Janelle Bastarache: des buts à la tonne et un championnat dans sa mire

Janelle Bastarache est une machine à marquer des buts. Elle marque des buts sur la glace, dans ses rêves et fort probablement en se brossant les dents le matin! L’attaquante de 12e année est l’une des principales raisons qui expliquent la domination des Vedettes de la polyvalente Mathieu-Martin cette saison.

Si on inclut les parties de saison régulière et les tournois, la patineuse originaire de Memramcook a touché la cible 49 fois en seulement 15 rencontres.

Ça fait une moyenne de 3,3 par match.

Vous avez bien lu, une MOYENNE d’un tour du chapeau par match.

Malgré tout, l’athlète âgée de 17 ans préfère parler des Vedettes.

«Les statistiques individuelles, ce n’est pas ça qui est le plus important pour moi. Je fais mon possible pour aider mon équipe à gagner chaque partie», raconte-t-elle.

Janelle Bastarache, des Vedettes de Mathieu-Martin. – Gracieuseté

Depuis le début de la saison, l’équipe de l’institution de Dieppe présente un dossier de 14-0-1.

«Ça fait juste cinq ans que j’ai commencé à jouer au hockey. Je pense que je m’améliorer chaque saison et j’ai travaillé fort cet été pour avoir une bonne année», mentionne Janelle Bastarache.

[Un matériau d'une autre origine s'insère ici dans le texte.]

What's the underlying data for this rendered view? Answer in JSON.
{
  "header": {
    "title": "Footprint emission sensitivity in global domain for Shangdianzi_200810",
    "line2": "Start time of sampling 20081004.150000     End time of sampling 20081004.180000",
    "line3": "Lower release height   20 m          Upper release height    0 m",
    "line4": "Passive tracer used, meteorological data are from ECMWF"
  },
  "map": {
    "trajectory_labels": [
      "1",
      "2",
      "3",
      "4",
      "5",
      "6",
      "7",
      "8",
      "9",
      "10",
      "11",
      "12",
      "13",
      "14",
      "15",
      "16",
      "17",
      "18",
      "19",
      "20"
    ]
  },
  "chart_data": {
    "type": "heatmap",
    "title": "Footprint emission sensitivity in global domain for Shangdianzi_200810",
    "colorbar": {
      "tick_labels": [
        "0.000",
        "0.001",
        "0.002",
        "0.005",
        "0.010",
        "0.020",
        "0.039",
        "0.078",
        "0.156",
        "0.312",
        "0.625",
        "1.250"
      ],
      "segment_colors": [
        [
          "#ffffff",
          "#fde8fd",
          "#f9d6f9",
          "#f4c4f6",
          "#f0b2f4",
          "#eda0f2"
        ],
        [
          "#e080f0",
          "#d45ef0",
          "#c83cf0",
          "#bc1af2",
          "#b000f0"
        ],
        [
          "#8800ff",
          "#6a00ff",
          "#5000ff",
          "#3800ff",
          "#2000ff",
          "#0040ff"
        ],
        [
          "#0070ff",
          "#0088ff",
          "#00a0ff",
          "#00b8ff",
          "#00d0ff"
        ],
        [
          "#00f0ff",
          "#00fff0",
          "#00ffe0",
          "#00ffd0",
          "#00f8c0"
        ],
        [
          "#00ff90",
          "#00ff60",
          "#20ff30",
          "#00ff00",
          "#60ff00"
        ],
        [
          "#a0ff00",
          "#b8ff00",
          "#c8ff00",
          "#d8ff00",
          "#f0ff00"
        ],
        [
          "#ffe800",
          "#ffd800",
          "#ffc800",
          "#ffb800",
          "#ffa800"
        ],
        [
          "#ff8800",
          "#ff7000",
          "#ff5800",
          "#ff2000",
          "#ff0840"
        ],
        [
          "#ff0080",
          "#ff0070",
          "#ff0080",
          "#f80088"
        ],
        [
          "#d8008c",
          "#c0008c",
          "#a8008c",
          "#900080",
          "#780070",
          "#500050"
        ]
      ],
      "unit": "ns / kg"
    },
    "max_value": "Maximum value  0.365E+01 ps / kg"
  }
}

Ses efforts ont été récompensés puisqu’elle a réussi à se tailler une place avec l’équipe qui représentera le Nouveau-Brunswick aux prochains Jeux du Canada, à Red Deer, en Alberta, en février 2019.

«J’ai joué à la ringuette toute ma vie. J’ai décidé que je voulais commencer quelque chose de nouveau, relever un nouveau défi. J’ai commencé à jouer au hockey avec les gars au niveau peewee», se souvient celle qui porte le numéro 14.

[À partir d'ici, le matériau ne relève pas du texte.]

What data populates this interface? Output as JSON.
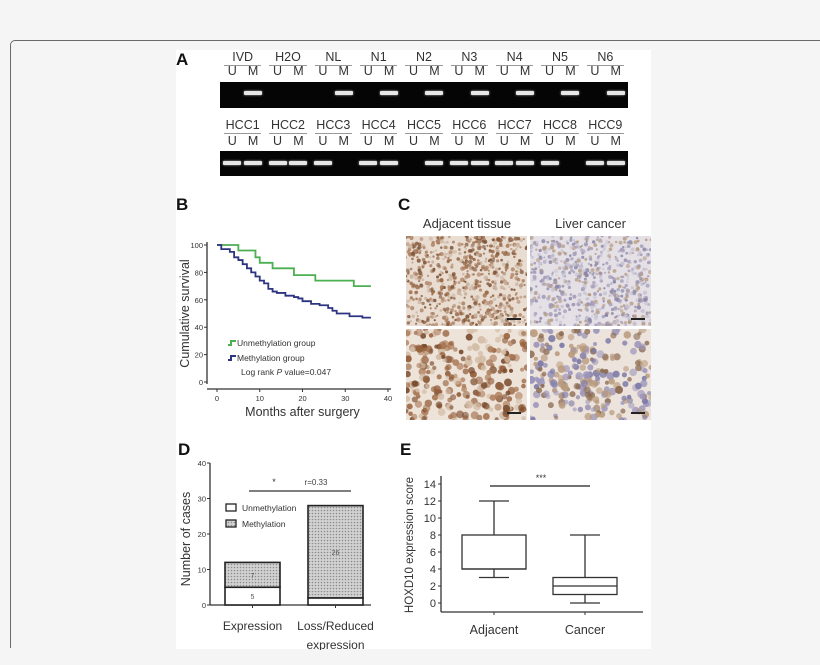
{
  "panels": {
    "A": {
      "letter": "A",
      "row1": {
        "samples": [
          "IVD",
          "H2O",
          "NL",
          "N1",
          "N2",
          "N3",
          "N4",
          "N5",
          "N6"
        ],
        "lane_labels": [
          "U",
          "M"
        ],
        "bands": [
          [
            0,
            1
          ],
          [
            0,
            0
          ],
          [
            0,
            1
          ],
          [
            0,
            1
          ],
          [
            0,
            1
          ],
          [
            0,
            1
          ],
          [
            0,
            1
          ],
          [
            0,
            1
          ],
          [
            0,
            1
          ]
        ]
      },
      "row2": {
        "samples": [
          "HCC1",
          "HCC2",
          "HCC3",
          "HCC4",
          "HCC5",
          "HCC6",
          "HCC7",
          "HCC8",
          "HCC9"
        ],
        "lane_labels": [
          "U",
          "M"
        ],
        "bands": [
          [
            1,
            1
          ],
          [
            1,
            1
          ],
          [
            1,
            0
          ],
          [
            1,
            1
          ],
          [
            0,
            1
          ],
          [
            1,
            1
          ],
          [
            1,
            1
          ],
          [
            1,
            0
          ],
          [
            1,
            1
          ]
        ]
      }
    },
    "B": {
      "letter": "B"
    },
    "C": {
      "letter": "C",
      "col_left": "Adjacent tissue",
      "col_right": "Liver cancer"
    },
    "D": {
      "letter": "D"
    },
    "E": {
      "letter": "E"
    }
  },
  "colors": {
    "unmethylation_curve": "#4caf50",
    "methylation_curve": "#2e3580",
    "gel_background": "#050505",
    "band": "#e6e6e6",
    "adjacent_stain": "#9a6a48",
    "cancer_stain": "#8a86a8"
  },
  "chart_data": [
    {
      "panel": "B",
      "type": "line",
      "title": "",
      "xlabel": "Months after surgery",
      "ylabel": "Cumulative survival",
      "xlim": [
        0,
        40
      ],
      "ylim": [
        0,
        100
      ],
      "xticks": [
        0,
        10,
        20,
        30,
        40
      ],
      "yticks": [
        0,
        20,
        40,
        60,
        80,
        100
      ],
      "series": [
        {
          "name": "Unmethylation group",
          "step": true,
          "x": [
            0,
            5,
            9,
            10,
            13,
            18,
            23,
            32,
            36
          ],
          "y": [
            100,
            96,
            91,
            87,
            83,
            78,
            74,
            70,
            70
          ]
        },
        {
          "name": "Methylation group",
          "step": true,
          "x": [
            0,
            1,
            3,
            4,
            5,
            6,
            7,
            8,
            9,
            10,
            11,
            12,
            13,
            14,
            16,
            18,
            19,
            20,
            22,
            24,
            26,
            27,
            28,
            31,
            34,
            36
          ],
          "y": [
            100,
            97,
            95,
            91,
            89,
            86,
            83,
            80,
            77,
            74,
            72,
            68,
            66,
            65,
            63,
            62,
            61,
            59,
            57,
            56,
            54,
            52,
            50,
            48,
            47,
            47
          ]
        }
      ],
      "legend": [
        "Unmethylation group",
        "Methylation group"
      ],
      "annotation": "Log rank P value=0.047",
      "grid": false
    },
    {
      "panel": "D",
      "type": "bar",
      "stacked": true,
      "title": "",
      "xlabel": "",
      "ylabel": "Number of cases",
      "ylim": [
        0,
        40
      ],
      "yticks": [
        0,
        10,
        20,
        30,
        40
      ],
      "categories": [
        "Expression",
        "Loss/Reduced expression"
      ],
      "series": [
        {
          "name": "Unmethylation",
          "values": [
            5,
            2
          ]
        },
        {
          "name": "Methylation",
          "values": [
            7,
            26
          ]
        }
      ],
      "legend": [
        "Unmethylation",
        "Methylation"
      ],
      "annotation": {
        "significance": "*",
        "r": "r=0.33"
      },
      "bar_labels": {
        "Expression": [
          "5",
          "7"
        ],
        "Loss/Reduced expression": [
          "2",
          "26"
        ]
      }
    },
    {
      "panel": "E",
      "type": "box",
      "title": "",
      "xlabel": "",
      "ylabel": "HOXD10 expression score",
      "ylim": [
        0,
        14
      ],
      "yticks": [
        0,
        2,
        4,
        6,
        8,
        10,
        12,
        14
      ],
      "categories": [
        "Adjacent",
        "Cancer"
      ],
      "boxes": [
        {
          "name": "Adjacent",
          "min": 3,
          "q1": 4,
          "median": 4,
          "q3": 8,
          "max": 12
        },
        {
          "name": "Cancer",
          "min": 0,
          "q1": 1,
          "median": 2,
          "q3": 3,
          "max": 8
        }
      ],
      "annotation": "***"
    }
  ]
}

«Mon père m’a toujours dit quand je jouais à la ringuette: regarde pour les trous et ne lance pas sur la gardienne. C’est la même chose au hockey», rigole-t-elle.

«J’aimerais terminer ça avec une bannière au provincial, comme on l’a fait quand j’étais en dixième année. Ce titre a tellement bien fini notre saison. Ce serait un sentiment incroyable de finir ma carrière dans le hockey scolaire de la même façon.»

Pour y arriver, les Vedettes auront besoin d’une production soutenue du trio de Mélissa Laplante, Annie Melansion et Janelle Bastarache.

«Nos sorties de zone sont pas mal meilleures que par les années passées. On travaille aussi très fort dans les pratiques. On fonce également beaucoup au filet pour prendre les retours. Travailler fort et avoir du fun, c’est tout ce qui compte vraiment pour moi», indique celle qui veut poursuivre ses études universitaires en kinésiologie.

L’entraîneuse-chef des Vedettes, Julie LeBlanc, n’est pas surprise des succès de son attaquante.

«Elle joue pour moi depuis la neuvième année et elle a toujours été une marqueuse naturelle. Dans la dernière année, elle s’est entraînée fort pour aller aux Jeux du Canada», explique-t-elle.

«Son tir est très précis et elle a beaucoup de vitesse. Elle voit ce qui se passe sur la glace et elle sait ou se trouve le filet.»

Selon elle, Bastarache peut logiquement aspirer à une carrière au hockey universitaire.

«Je ne me souviens pas de la dernière fille qui a fait le saut du hockey scolaire aux Jeux du Canada, sans jouer dans le midget AAA. C’est un énorme saut et un accomplissement incroyable. Plusieurs pensaient que ce n’était pas possible, mais elle a prouvé le contraire. Si elle se met en tête qu’elle veut s’entraîner pour jouer au hockey universitaire, elle peut le faire.»

Parions que les Aigles Bleues de l’Université de Moncton vont la suivre de près d’ici la fin de la saison.